GENEVA (Reuters) - Proposed tax hikes in Italy are spurring investors to move money out to neighboring Switzerland, partly reversing an inward flow after a tax amnesty in 2001, a top Credit Suisse CSGN.VX banker told Reuters.
Italy’s center-left government, elected earlier this year, proposed last week to hike the tax on income from stocks and bonds to 20 percent from 12.5 percent in an effort to raise badly needed revenues and meet its EU budgetary obligations.
Rome also proposed to lower the bar for applying a tax of 43 percent to personal incomes above 75,000 euros ($95,300) a year from 100,000 euros, even though people reporting those higher earnings levels represent less than 2 percent of the population because so much income goes undeclared.
“We see inflows, of course,” said Arthur Vayloyan, head of Private Banking Investment Services and Products at Credit Suisse.

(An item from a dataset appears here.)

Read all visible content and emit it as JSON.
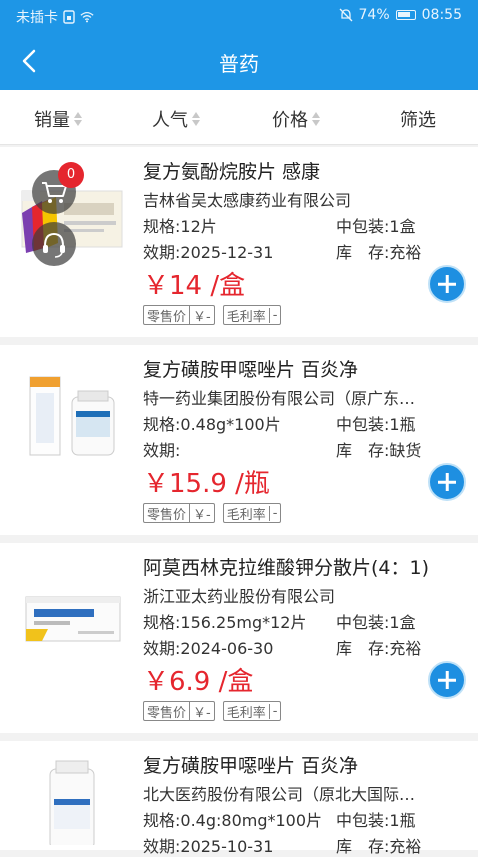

“What is happening in Italy makes people insecure even in terms of mid-term outlook, forget the long term,” he told a Reuters Wealth Management Summit on Tuesday.

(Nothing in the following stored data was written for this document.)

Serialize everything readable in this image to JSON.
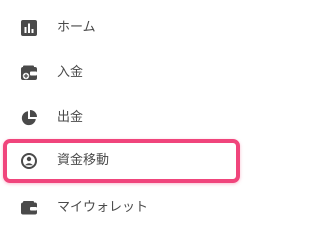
{
  "sidebar": {
    "items": [
      {
        "label": "ホーム",
        "icon": "bar-chart-icon"
      },
      {
        "label": "入金",
        "icon": "wallet-plus-icon"
      },
      {
        "label": "出金",
        "icon": "pie-chart-icon"
      },
      {
        "label": "資金移動",
        "icon": "transfer-circle-icon",
        "highlighted": true
      },
      {
        "label": "マイウォレット",
        "icon": "wallet-icon"
      }
    ]
  },
  "colors": {
    "icon": "#4a4a4a",
    "text": "#4a4a4a",
    "highlight_border": "#f0457c"
  }
}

“This is an experience which helps offshoring and has nothing to do with untaxed money: these monies are fully taxed,” he added.
Vayloyan said the flows were not as significant as the heavy outflows that Switzerland witnessed after the previous Italian government introduced a tax amnesty in 2001/2002 as way to lure off-shore money back into the country.
The amnesty, also known as “tax shield”, allowed Italian citizens to return money from Switzerland against the payment of a one-off lump tax of 2.5 percent and was carried out in two waves.
“Regulation had a pretty dramatic effect in terms of flows. At that time we were foreseeing outflows, but we were a bit surprised by the amount being involved,” Vayloyan said.
Vayloyan said Italy’s tax amnesty turned out in any case to be an opportunity for Credit Suisse, because it forced the Swiss bank to establish locations in Italy to try and recoup the lost funds.
“It helped us to establish important on-shore locations in Italy. Had it not been for the tax amnesty, I am not sure we would stand where we are now in Italy.”